We developed a multi-layered agroforestry system on 5 hectares divided by a small stream:
- Choosing climate-resilient trees
We planted almond trees—species adapted to the region and to a warming climate—in extensive, low-intensity rows to avoid over-extraction of groundwater. This spacing frees up land for biodiversity to flourish. - Incorporating aromatic and medicinal plants
Between the tree rows, we planted rosemary and lavandin, drawing on Montpellier’s 800-year tradition in medicine and pharmacology. These plants enrich biodiversity and create value for local health-related industries. - Restoring soil life with selected groundcover
The remaining space was seeded with nectar-rich and soil-building species—clover, mustard, barley, oats, phacelia. This cover crops feed pollinators (including our 25 beehives), fragment the soil, and later dry out naturally. When mowed and left in place, they create a protective mulch that retains precious moisture during summer heatwaves. - Adding productive understorey species
As the almond trees grew, we introduced a “nutritional understorey”: currants, gooseberries, nashis, persimmons, sea buckthorn, vines, pistachios, pomegranates, citrus fruits, and more. This increases food diversity and ecosystem resilience. - Planting a higher canopy for shade and climate buffering
To prepare for future climate stresses, we added taller species—linden, mulberry, pecan trees, walnut trees, fig trees—to create islands of coolness and further enrich the landscape.

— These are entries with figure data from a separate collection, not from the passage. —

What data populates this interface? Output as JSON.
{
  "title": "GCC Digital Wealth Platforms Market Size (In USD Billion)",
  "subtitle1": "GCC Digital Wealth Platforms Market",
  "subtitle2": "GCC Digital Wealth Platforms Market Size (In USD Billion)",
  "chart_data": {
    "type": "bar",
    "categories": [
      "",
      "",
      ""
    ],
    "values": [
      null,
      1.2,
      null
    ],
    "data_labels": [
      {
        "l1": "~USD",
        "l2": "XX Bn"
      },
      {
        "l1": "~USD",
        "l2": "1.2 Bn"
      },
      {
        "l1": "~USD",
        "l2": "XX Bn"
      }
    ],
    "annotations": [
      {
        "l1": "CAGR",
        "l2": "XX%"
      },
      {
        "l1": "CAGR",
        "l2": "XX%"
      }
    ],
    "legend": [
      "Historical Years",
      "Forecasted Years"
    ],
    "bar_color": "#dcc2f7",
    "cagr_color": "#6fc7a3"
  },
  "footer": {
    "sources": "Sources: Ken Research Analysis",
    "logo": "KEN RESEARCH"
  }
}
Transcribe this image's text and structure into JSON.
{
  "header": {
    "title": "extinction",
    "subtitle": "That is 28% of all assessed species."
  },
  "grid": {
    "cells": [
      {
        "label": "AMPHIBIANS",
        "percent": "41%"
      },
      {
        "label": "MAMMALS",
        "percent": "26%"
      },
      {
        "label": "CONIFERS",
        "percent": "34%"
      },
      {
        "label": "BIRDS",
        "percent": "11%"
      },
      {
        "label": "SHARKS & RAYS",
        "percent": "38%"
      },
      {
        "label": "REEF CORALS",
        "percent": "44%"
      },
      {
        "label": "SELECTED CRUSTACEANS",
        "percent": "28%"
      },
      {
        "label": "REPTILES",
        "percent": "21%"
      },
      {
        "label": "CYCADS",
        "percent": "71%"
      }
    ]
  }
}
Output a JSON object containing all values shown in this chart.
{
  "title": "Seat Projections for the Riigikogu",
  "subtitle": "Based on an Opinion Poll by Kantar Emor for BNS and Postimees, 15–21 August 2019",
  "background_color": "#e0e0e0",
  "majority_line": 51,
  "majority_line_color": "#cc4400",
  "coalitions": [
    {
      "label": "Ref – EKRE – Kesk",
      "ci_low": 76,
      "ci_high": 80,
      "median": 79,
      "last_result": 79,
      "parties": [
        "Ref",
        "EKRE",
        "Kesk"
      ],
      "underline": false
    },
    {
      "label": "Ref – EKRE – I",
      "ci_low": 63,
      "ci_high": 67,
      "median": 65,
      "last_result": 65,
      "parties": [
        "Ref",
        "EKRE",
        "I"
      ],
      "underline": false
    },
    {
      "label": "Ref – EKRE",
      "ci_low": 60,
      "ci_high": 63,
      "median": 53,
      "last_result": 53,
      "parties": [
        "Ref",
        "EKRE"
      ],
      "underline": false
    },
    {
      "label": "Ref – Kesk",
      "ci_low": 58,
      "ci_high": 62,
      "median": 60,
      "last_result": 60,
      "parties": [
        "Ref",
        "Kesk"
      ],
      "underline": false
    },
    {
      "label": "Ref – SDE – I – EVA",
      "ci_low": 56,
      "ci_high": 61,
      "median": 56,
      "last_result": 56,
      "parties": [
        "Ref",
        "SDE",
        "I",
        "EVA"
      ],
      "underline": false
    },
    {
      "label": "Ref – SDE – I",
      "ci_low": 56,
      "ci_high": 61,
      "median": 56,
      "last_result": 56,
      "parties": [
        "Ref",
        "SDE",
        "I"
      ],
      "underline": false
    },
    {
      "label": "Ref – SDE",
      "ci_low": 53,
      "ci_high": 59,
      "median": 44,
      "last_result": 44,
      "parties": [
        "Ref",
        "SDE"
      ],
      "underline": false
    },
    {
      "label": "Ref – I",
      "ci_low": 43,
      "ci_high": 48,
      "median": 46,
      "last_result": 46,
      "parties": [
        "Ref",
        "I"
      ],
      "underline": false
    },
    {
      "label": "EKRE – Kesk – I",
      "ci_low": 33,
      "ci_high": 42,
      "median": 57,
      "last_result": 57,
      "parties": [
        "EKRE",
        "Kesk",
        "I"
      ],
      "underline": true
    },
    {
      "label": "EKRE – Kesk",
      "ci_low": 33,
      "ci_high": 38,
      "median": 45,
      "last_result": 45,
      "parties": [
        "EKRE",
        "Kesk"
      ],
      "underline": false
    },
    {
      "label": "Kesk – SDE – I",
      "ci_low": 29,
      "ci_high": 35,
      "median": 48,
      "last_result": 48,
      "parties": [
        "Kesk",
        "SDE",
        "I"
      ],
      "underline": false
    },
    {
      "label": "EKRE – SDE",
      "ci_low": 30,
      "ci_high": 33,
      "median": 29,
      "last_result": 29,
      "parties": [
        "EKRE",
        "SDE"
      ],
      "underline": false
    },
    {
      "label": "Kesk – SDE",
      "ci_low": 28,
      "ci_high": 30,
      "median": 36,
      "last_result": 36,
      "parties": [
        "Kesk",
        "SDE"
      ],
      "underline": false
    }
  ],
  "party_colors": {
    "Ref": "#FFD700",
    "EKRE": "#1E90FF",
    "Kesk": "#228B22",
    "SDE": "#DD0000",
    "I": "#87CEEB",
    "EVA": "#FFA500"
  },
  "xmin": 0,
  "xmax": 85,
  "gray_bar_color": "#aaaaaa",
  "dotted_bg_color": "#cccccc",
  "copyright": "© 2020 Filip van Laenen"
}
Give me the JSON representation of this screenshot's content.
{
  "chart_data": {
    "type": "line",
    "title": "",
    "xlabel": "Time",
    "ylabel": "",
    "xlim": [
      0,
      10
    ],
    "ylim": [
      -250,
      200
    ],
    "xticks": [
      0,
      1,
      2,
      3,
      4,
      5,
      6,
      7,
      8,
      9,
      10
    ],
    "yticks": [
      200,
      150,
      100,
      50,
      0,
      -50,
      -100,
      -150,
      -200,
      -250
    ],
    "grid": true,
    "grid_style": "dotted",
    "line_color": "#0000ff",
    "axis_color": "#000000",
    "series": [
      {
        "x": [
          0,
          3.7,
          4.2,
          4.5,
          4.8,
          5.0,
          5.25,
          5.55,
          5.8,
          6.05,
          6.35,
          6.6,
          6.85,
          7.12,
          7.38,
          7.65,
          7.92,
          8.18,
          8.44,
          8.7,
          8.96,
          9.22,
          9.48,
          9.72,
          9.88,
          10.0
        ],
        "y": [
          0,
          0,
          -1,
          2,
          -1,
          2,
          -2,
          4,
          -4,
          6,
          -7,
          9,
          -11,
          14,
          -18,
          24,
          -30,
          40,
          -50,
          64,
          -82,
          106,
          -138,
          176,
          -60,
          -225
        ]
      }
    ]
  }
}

Together, these four vegetation layers form a complex, living ecosystem, far removed from monoculture. Complexity itself is a green nudge: it shows that nature thrives through diversity, not simplification.

Where are the nudges in this initiative?
Our nudges are based on a positive and inspiring message. They are everywhere in the beauty of the site, and the sensory experience that it provides, that reconnect people with the environment through their five senses. As well as demonstrating, in the social and economic dimensions, that regenerative agriculture protects the most vulnerable, reduces health risks, and supports long-term economic stability.
In that way, it offers inspiration to young people, farmers, medical professionals, and policy makers, who visit the site and see a positive model of the future.
We also work with local institutions—business networks (MEDEF, CPME, the Chamber of Commerce), agricultural authorities, the regional education system, and the pharmaco-medical sector—to welcome groups, create training sessions, and co-build environmental awareness anchored in real-world experience.
Ultimately, our agroforestry project acts as a living demonstrator: a place where people can experiment, reflect, and understand that ecological transition is not a constraint but a source of well-being, health, meaning, and collective action.
What motivated you to join the ForestAgriGreenNudge project?
Green nudges are about gently guiding people toward healthier, more sustainable choices, so this project aligns perfectly with our missions. We believe through our work that when people experience a resilient ecosystem—hear it, smell it, taste it, walk through it—they understand its value more deeply than through warnings or abstract messages.
We want to help the project explore how agroforestory projects, with trees as their foundation, can trigger social, economic, and cultural shifts simply by demonstrating what a more balanced and beautiful future could look like.